Foi um jogo amarrado e muito tenso. Mais uma vez a atuação rubro-negra não foi boa, como aconteceu em toda aquela perna de ida da Fase de Grupos. No entanto, bravamente, o time segurou o empate sem gols, e voltou de viagem com um importante ponto conquistado. Naquele momento, o Flamengo ocupava a 3ª colocação, e via a sua classificação seriamente ameaçada.

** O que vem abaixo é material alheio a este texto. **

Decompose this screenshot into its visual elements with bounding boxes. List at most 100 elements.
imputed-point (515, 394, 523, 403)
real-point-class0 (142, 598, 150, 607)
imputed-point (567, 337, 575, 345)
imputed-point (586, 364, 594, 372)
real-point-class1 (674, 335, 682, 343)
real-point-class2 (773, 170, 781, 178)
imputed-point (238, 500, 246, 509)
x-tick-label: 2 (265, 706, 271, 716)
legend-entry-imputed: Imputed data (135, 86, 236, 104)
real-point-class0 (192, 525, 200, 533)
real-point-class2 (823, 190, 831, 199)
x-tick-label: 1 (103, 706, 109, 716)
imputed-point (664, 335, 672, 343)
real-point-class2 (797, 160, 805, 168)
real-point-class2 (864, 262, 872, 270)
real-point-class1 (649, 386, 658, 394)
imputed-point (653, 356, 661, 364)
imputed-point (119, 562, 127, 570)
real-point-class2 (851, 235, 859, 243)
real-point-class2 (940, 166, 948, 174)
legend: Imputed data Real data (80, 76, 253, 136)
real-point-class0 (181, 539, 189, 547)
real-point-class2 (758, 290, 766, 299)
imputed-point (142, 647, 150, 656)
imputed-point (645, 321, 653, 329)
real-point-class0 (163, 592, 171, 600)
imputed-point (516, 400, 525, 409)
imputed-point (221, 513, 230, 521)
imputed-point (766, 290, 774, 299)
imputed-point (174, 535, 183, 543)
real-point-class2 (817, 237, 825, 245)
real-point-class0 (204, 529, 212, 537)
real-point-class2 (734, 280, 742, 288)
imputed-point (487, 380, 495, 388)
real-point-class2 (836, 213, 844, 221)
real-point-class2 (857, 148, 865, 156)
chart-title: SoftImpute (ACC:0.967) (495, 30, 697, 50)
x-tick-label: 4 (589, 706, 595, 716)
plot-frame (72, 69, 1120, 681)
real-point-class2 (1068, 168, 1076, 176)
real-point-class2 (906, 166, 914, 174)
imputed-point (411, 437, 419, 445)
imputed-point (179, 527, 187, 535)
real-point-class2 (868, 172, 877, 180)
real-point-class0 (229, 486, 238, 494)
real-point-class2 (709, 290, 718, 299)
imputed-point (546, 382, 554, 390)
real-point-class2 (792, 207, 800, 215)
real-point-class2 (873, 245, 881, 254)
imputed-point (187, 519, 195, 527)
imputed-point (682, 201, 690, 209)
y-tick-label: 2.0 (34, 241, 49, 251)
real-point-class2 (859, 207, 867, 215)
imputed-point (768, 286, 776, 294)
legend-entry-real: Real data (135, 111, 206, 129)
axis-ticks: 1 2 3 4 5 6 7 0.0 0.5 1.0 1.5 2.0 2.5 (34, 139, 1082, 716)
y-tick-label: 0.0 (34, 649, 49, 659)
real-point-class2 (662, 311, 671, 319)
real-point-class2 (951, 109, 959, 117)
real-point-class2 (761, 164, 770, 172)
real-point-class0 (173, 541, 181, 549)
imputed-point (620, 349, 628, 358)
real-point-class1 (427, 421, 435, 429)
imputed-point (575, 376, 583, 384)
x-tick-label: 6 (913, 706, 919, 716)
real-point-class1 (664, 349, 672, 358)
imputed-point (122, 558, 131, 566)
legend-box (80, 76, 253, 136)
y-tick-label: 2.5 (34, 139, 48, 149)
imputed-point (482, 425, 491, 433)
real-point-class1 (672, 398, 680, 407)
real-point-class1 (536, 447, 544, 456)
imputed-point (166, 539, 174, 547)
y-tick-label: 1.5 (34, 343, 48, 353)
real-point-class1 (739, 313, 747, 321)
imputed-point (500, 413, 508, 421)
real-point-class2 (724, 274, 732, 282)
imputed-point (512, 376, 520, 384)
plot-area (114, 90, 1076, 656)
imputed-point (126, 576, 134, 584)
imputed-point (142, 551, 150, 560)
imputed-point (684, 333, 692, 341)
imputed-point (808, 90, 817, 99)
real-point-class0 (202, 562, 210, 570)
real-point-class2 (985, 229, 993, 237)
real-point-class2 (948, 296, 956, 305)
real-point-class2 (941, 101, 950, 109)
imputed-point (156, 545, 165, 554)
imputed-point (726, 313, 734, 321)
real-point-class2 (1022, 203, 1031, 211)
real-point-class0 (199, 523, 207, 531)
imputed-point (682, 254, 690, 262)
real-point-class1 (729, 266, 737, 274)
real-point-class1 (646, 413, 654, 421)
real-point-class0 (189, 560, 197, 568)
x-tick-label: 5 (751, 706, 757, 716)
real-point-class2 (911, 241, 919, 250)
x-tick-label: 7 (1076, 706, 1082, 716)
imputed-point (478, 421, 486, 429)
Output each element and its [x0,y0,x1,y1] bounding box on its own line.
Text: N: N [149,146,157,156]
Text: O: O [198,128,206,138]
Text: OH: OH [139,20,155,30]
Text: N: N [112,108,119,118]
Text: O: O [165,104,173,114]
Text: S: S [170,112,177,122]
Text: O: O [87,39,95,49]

O duelo seguinte era no interior da Argentina, no Estádio Único, na cidade de Santiago Del Estero, contra a equipe que o havia derrotado no Maracanã. Era mais uma decisão para o time! A equipe tinha a volta de Pedro, e foi a campo escalada com: Rossi, Wesley, Danilo, Léo Pereira e Ayrton Lucas; Pulgar, De La Cruz, Gérson e Arrascaeta; Bruno Henrique e Pedro. Do lado argentino, Omar de Felippe levava a campo praticamente a mesma equipe que havia entrado em campo no Maracanã, apenas com uma modificação no meio de campo, o time entrou em campo escalado com: Alan Aguerre, Lucas Abascia, Lautaro Rivero, Santiago Moyano e Braian Cufré; Jonathan Galván, Quagliata, José Florentín e Leonardo Heredia; Matías Perelló e o equatoriano Luis Angulo.
Sob pressão, o Flamengo foi quem saiu na frente, aos 9 minutos do 1º tempo: Gérson deu passe de primeira para Arrascaeta, que invadiu a área e bateu com classe na saída do goleiro Aguerre para abrir a contagem. O próprio Arrascaeta quase ampliou aos 23 minutos, mas frente a frente ao goleiro, concluiu mal. A vantagem rubro-negra perdurou até o intervalo. Mas na volta para o segundo tempo não tardou a cair, com Gastón Verón, que recém havia entrado em campo, empatando logo aos 15 minutos. Assim, a parte final da partida foi extremamente tensa. O Central Córdoba pressionava, e se sofresse um gol o time rubro-negro se encontraria em situação bastante delicada na tabela. Conseguiu segurar o empate até o fim. Faltavam então dois jogos no Maracanã para selar a classificação. A situação não era nem um pouco confortável: Central Córdoba e LDU tinham 8 pontos, o Flamengo tinha 5 e o Deportivo Táchira não tinha nenhum ponto conquistado.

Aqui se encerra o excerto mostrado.